Ni siquiera con Menem y Cavallo,
que cumplieron con todos los mandamientos que la Biblia del empresariado
fugador exige para entrar en el Paraíso del nuevo orden económico mundial,
estos trajeron los dólares que atesoraban afuera. El famoso "boom de
inversión" de los '90 se basó en la privatización de empresas estatales y
en la toma de créditos en dólares, que todavía hoy se siguen pagando en formato
de deuda estatizada.
El egoísmo forma parte del instinto
capitalista básico. Pero aun dentro del sistema global, parte de la diferencia
entre las naciones que se desarrollan y crecen y las sociedades fallidas que no
lo hacen, reside en la autopercepción que sus propias élites tienen de sí
mismas. Las que no pueden sustraerse de la glotonería y la rapiña, crean países
irresueltos. Las que suponen que su lugar de poder deviene de algún
destino trascendente, construyen naciones, y en esto, como casi en todo, el
tamaño es lo de menos. Nuestra élite adolece de ese sentido de misión
histórica. Está en la eterna fuga hacia el pasado. Porque si la Argentina no
tuviera Estado democrático, y todo dependiese del derrame por goteo propuesto
por sus mandamases tradicionales, seguiríamos viviendo en el Siglo XIX. Con eso
no alcanza, y el problema es que a los profugadores de la soja atada no se les
ocurre ninguna otra cosa como país que replicar una estancia rural a escala
gigante. Que venda materia prima y coloque ganancias afuera, lejos de la
peonada. Cuando el Estado moderno interviene en esa renta extraordinaria, la
distribuye y genera industria, clase media, protección social y sentido
integral de Nación, entonces sus administradores eventuales dejan de ser útiles
y se vuelven odiosos y descartables.
La sensación es que el país
siempre está parado en el mismo lugar. Con ciclos en los que avanza y prospera,
y otros en lo que debe replegarse porque el Estado, cuando desobedece el
mandato de los dueños del poder y del dinero local, entra en su fase de
inestabilidad y con él todas las variables de la economía. Esto no es
literalmente cierto: todo avance deja una secuela, una semilla donde anida el
futuro. Pero la reacción de muchos, con estos cíclicos tropiezos, es
parapetarse en una idea fija que dice que no hay destino colectivo posible, y
que el refugio del trabajo y el esfuerzo individual es una moneda extranjera,
usada por la élite en fuga y que ofrece certezas que por acá no abundan. Aunque
pueda ser moralmente puesta en cuestión (hay argentinos beneficiados con
subsidios a la luz y el gas, y con el ahorro acumulado que eso les genera
increíblemente reciben autorización de la AFIP para atesorar en divisa
extranjera), es una lógica blindada, impenetrable, el síntoma en pequeña dosis
de un malestar cultural de otra envergadura que escapa incluso de la coyuntura.

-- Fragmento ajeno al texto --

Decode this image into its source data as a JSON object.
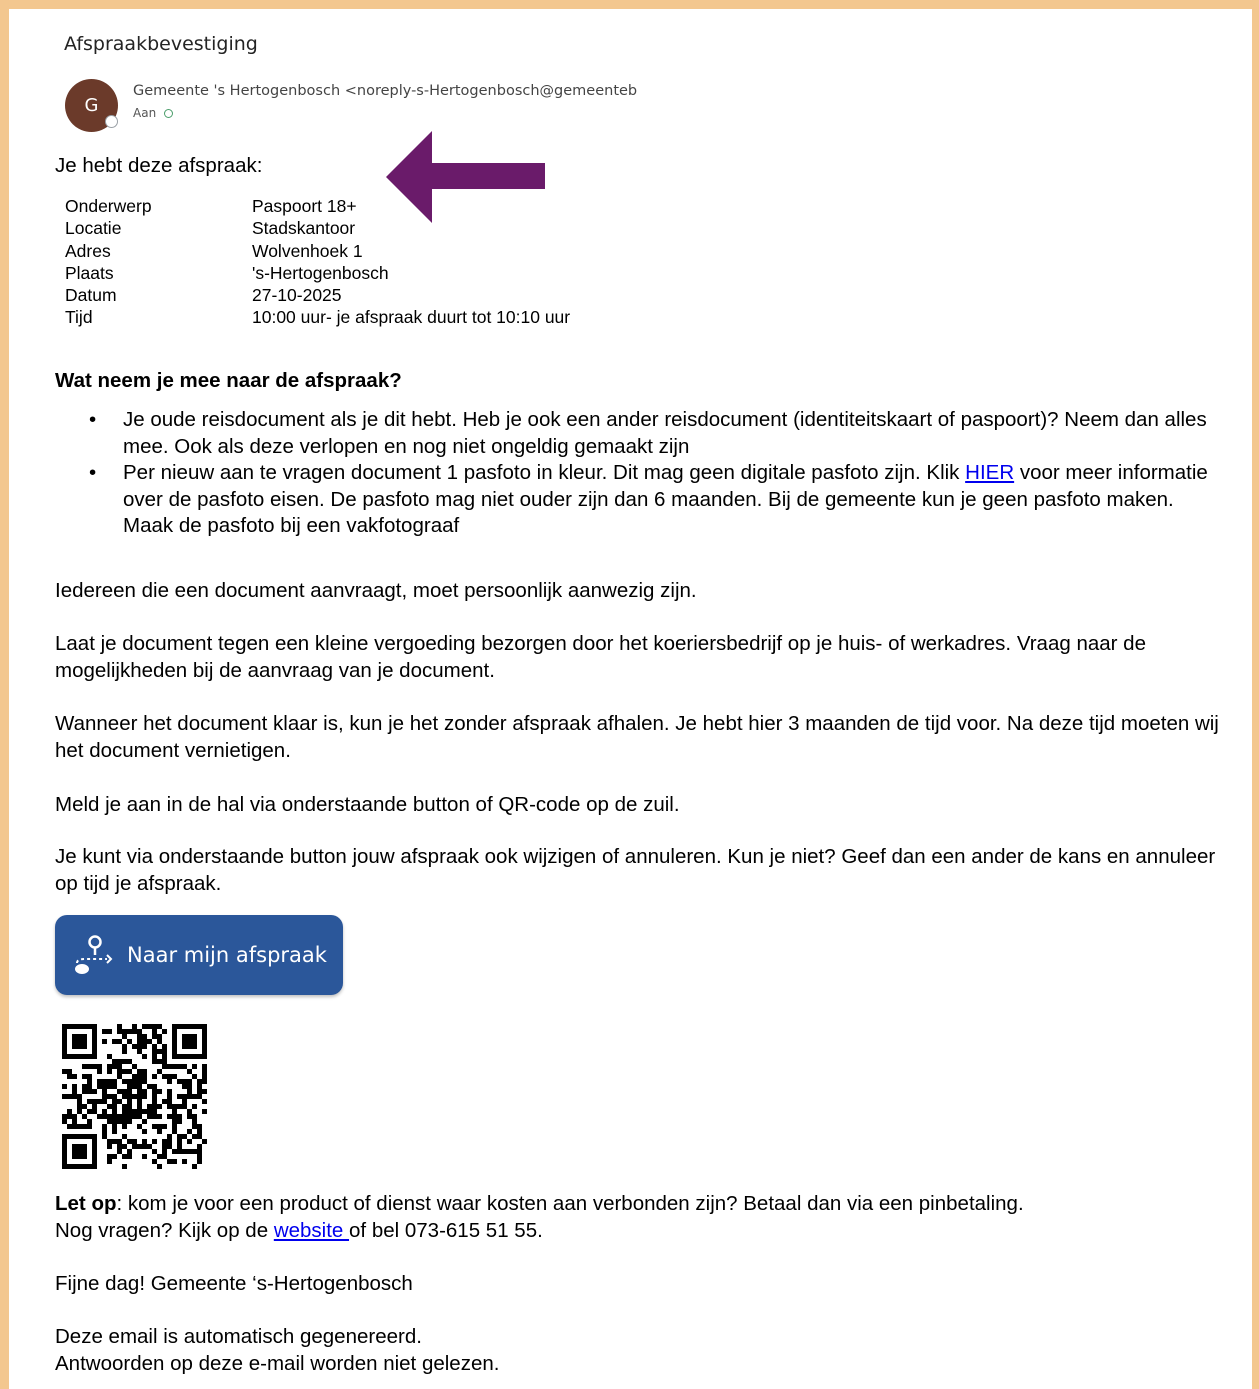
{
  "email": {
    "subject": "Afspraakbevestiging",
    "avatar_initial": "G",
    "sender": "Gemeente 's Hertogenbosch <noreply-s-Hertogenbosch@gemeenteb",
    "to_label": "Aan"
  },
  "appointment": {
    "intro": "Je hebt deze afspraak:",
    "rows": [
      {
        "label": "Onderwerp",
        "value": "Paspoort 18+"
      },
      {
        "label": "Locatie",
        "value": "Stadskantoor"
      },
      {
        "label": "Adres",
        "value": "Wolvenhoek 1"
      },
      {
        "label": "Plaats",
        "value": "'s-Hertogenbosch"
      },
      {
        "label": "Datum",
        "value": "27-10-2025"
      },
      {
        "label": "Tijd",
        "value": "10:00 uur- je afspraak duurt tot 10:10 uur"
      }
    ]
  },
  "bring": {
    "heading": "Wat neem je mee naar de afspraak?",
    "bullet1": "Je oude reisdocument als je dit hebt. Heb je ook een ander reisdocument (identiteitskaart of paspoort)? Neem dan alles mee. Ook als deze verlopen en nog niet ongeldig gemaakt zijn",
    "bullet2_before": "Per nieuw aan te vragen document 1 pasfoto in kleur. Dit mag geen digitale pasfoto zijn. Klik ",
    "bullet2_link": "HIER",
    "bullet2_after": " voor meer informatie over de pasfoto eisen. De pasfoto mag niet ouder zijn dan 6 maanden. Bij de gemeente kun je geen pasfoto maken. Maak de pasfoto bij een vakfotograaf"
  },
  "paragraphs": {
    "p1": "Iedereen die een document aanvraagt, moet persoonlijk aanwezig zijn.",
    "p2": "Laat je document tegen een kleine vergoeding bezorgen door het koeriersbedrijf op je huis- of werkadres. Vraag naar de mogelijkheden bij de aanvraag van je document.",
    "p3": "Wanneer het document klaar is, kun je het zonder afspraak afhalen. Je hebt hier 3 maanden de tijd voor. Na deze tijd moeten wij het document vernietigen.",
    "p4": "Meld je aan in de hal via onderstaande button of QR-code op de zuil.",
    "p5": "Je kunt via onderstaande button jouw afspraak ook wijzigen of annuleren. Kun je niet? Geef dan een ander de kans en annuleer op tijd je afspraak."
  },
  "button": {
    "label": "Naar mijn afspraak",
    "icon": "location-route-icon"
  },
  "footer": {
    "letop_bold": "Let op",
    "letop_text": ": kom je voor een product of dienst waar kosten aan verbonden zijn? Betaal dan via een pinbetaling.",
    "questions_before": "Nog vragen? Kijk op de ",
    "questions_link": "website ",
    "questions_after": "of bel 073-615 51 55.",
    "greeting": "Fijne dag! Gemeente ‘s-Hertogenbosch",
    "auto1": "Deze email is automatisch gegenereerd.",
    "auto2": "Antwoorden op deze e-mail worden niet gelezen."
  },
  "colors": {
    "frame": "#f3c78f",
    "arrow": "#6a1b6a",
    "button": "#2b579a",
    "link": "#0000ee",
    "avatar": "#6b3a2a"
  }
}
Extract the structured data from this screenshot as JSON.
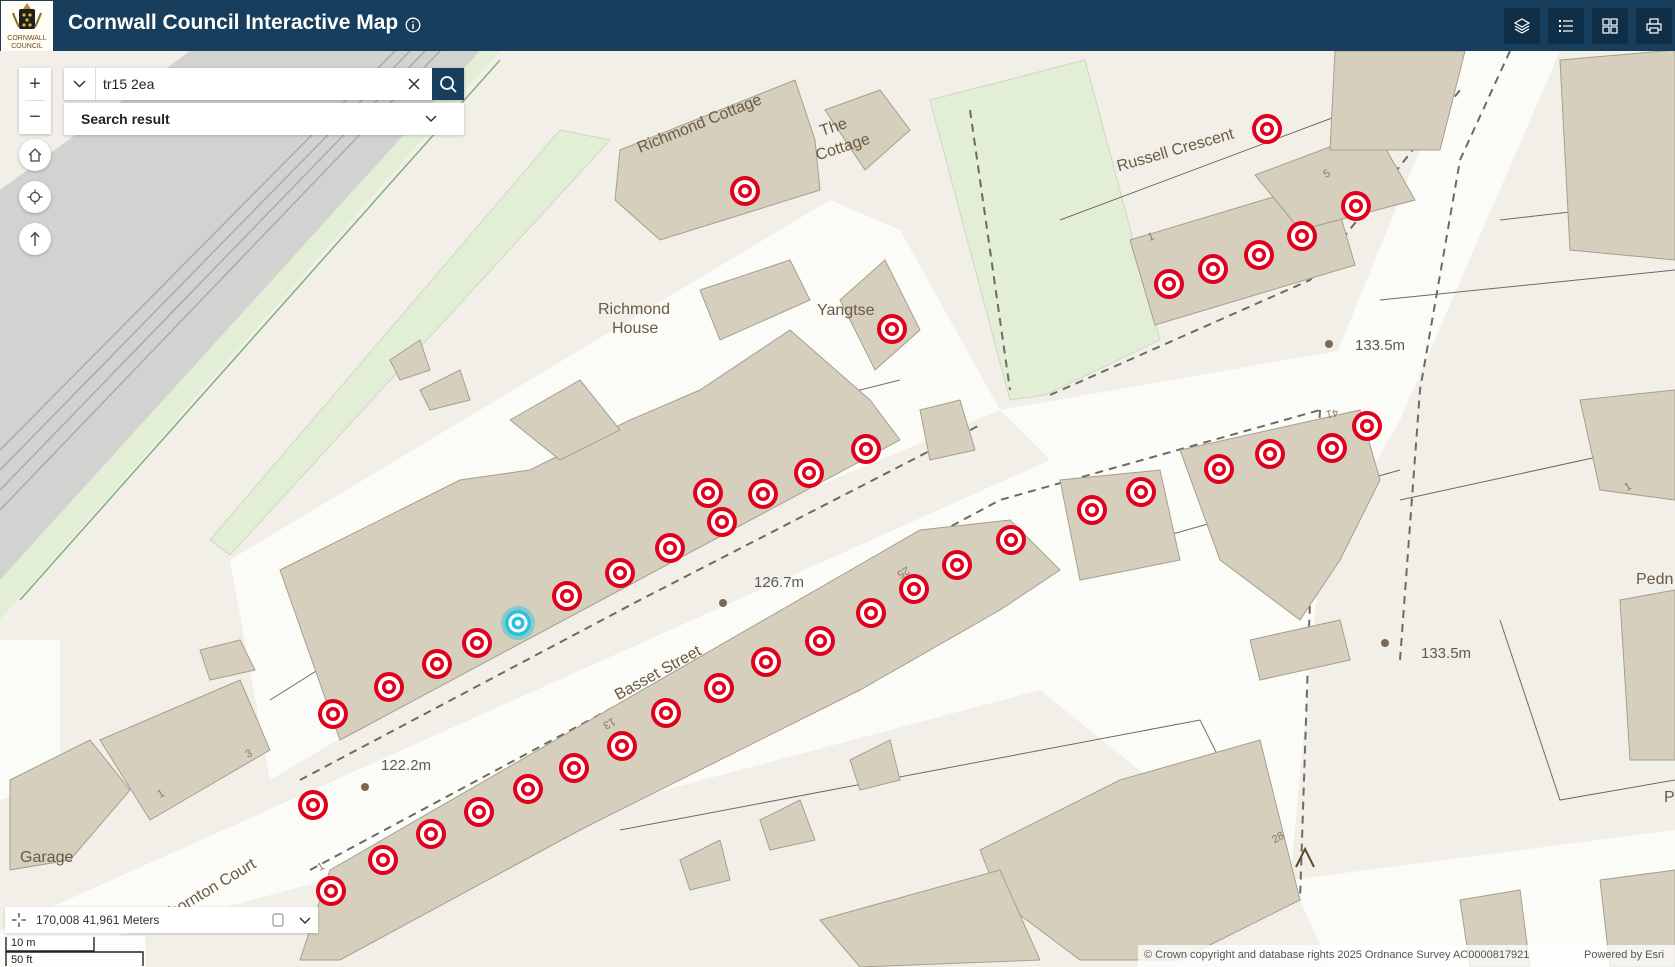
{
  "header": {
    "title": "Cornwall Council Interactive Map",
    "logo_text": "CORNWALL COUNCIL",
    "info_icon": "info-icon",
    "buttons": [
      {
        "name": "layers-button",
        "icon": "layers-icon"
      },
      {
        "name": "legend-button",
        "icon": "list-icon"
      },
      {
        "name": "basemap-gallery-button",
        "icon": "grid-icon"
      },
      {
        "name": "print-button",
        "icon": "printer-icon"
      }
    ]
  },
  "search": {
    "value": "tr15 2ea",
    "placeholder": "",
    "result_label": "Search result"
  },
  "controls": {
    "zoom_in": "+",
    "zoom_out": "−"
  },
  "map": {
    "place_labels": {
      "richmond_cottage": "Richmond Cottage",
      "the_cottage_1": "The",
      "the_cottage_2": "Cottage",
      "richmond_house_1": "Richmond",
      "richmond_house_2": "House",
      "yangtse": "Yangtse",
      "russell_crescent": "Russell Crescent",
      "basset_street": "Basset Street",
      "thornton_court": "Thornton Court",
      "garage": "Garage",
      "pedn": "Pedn",
      "p": "P"
    },
    "spot_heights": [
      "133.5m",
      "126.7m",
      "133.5m",
      "122.2m"
    ],
    "house_numbers": [
      "1",
      "3",
      "13",
      "25",
      "28",
      "41",
      "1",
      "1",
      "5",
      "1"
    ],
    "colors": {
      "marker_red": "#e0001b",
      "selected_marker": "#2bc1de",
      "building": "#d6cfbd",
      "road": "#fbfbf8",
      "green": "#e3eed7",
      "rail": "#c0c0c0"
    }
  },
  "coordinates": {
    "text": "170,008 41,961 Meters"
  },
  "scalebar": {
    "metric": "10 m",
    "imperial": "50 ft"
  },
  "attribution": {
    "text": "© Crown copyright and database rights 2025 Ordnance Survey AC0000817921",
    "powered_by": "Powered by Esri"
  }
}
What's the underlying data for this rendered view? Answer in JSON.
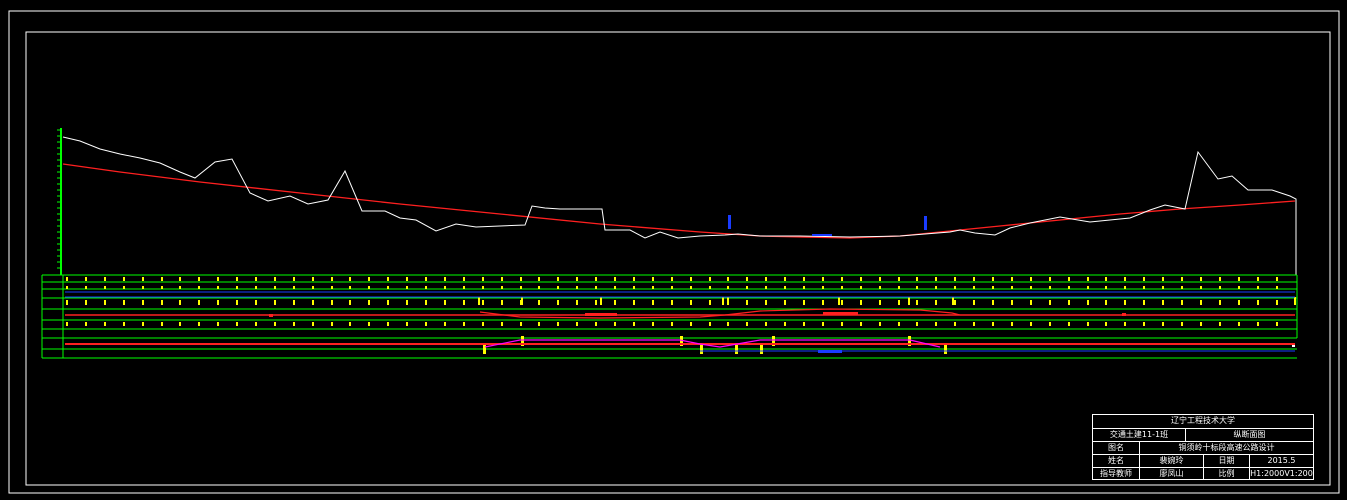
{
  "colors": {
    "background": "#000000",
    "frame": "#ffffff",
    "ground_line": "#ffffff",
    "design_line": "#ff2020",
    "grid": "#00ff00",
    "ticks": "#ffff00",
    "structures": "#1a3cff",
    "magenta": "#ff00ff"
  },
  "title_block": {
    "university": "辽宁工程技术大学",
    "class": "交通土建11-1班",
    "drawing": "纵断面图",
    "drawing_name_label": "图名",
    "project": "铜须岭十标段高速公路设计",
    "name_label": "姓名",
    "author": "裴婉玲",
    "date_label": "日期",
    "date": "2015.5",
    "advisor_label": "指导教师",
    "advisor": "廖凤山",
    "scale_label": "比例",
    "scale": "H1:2000V1:200"
  },
  "profile": {
    "ground_line_label": "ground-line",
    "design_line_label": "design-grade-line"
  }
}
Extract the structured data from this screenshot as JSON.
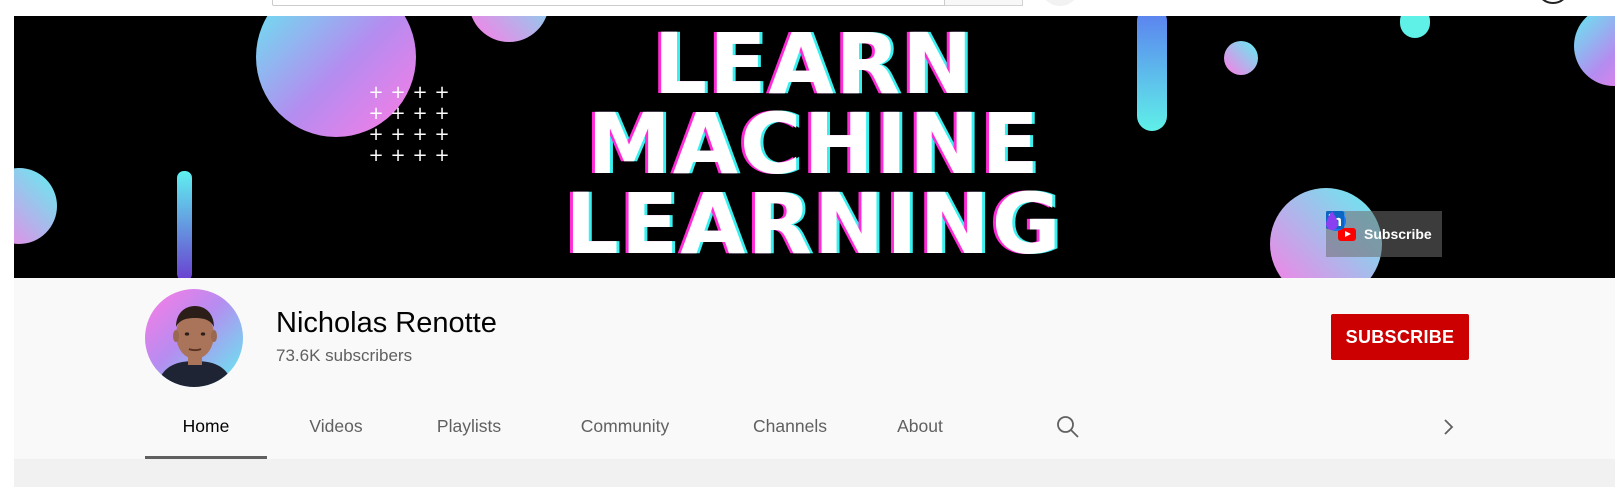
{
  "banner": {
    "headline": [
      "LEARN",
      "MACHINE",
      "LEARNING"
    ],
    "links": {
      "subscribe_label": "Subscribe",
      "social_icons": [
        "twitter-icon",
        "facebook-icon",
        "linkedin-icon",
        "drop-icon"
      ]
    }
  },
  "channel": {
    "name": "Nicholas Renotte",
    "subscribers": "73.6K subscribers",
    "subscribe_button": "SUBSCRIBE"
  },
  "tabs": [
    {
      "label": "Home",
      "active": true
    },
    {
      "label": "Videos"
    },
    {
      "label": "Playlists"
    },
    {
      "label": "Community"
    },
    {
      "label": "Channels"
    },
    {
      "label": "About"
    }
  ],
  "icons": {
    "search": "search-icon",
    "next": "chevron-right-icon"
  },
  "colors": {
    "subscribe_red": "#cc0000",
    "banner_bg": "#000000",
    "accent_pink": "#ff2bd6",
    "accent_cyan": "#39f0f0",
    "twitter": "#1d9bf0",
    "facebook": "#1877f2",
    "linkedin": "#0a66c2"
  }
}
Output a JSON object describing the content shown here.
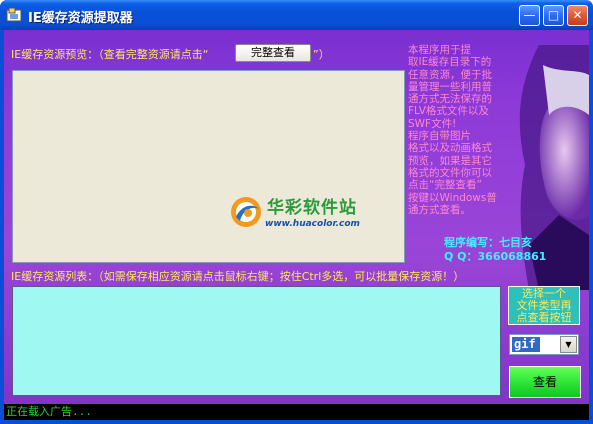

No es solamente la inflación, que existe. Es principalmente la baja densidad
que el sentido de Nación tiene entre nosotros, porque esta es una idea huérfana
de élite empresaria dirigente, salvo cuando el Estado –y no cualquier Estado,
sino uno que contemple los intereses nacionales y populares–, ocupa ese lugar
vacante y lidia con los especuladores. La moneda nacional tiene esta debilidad
congénita, es insuficientemente apreciada porque lo nacional tiene valor escaso
para los dueños del poder y del dinero. No es por abrumar con Juan José
Hernández Arregui, acusado de anacrónico por la inteligencia que jamás lo leyó.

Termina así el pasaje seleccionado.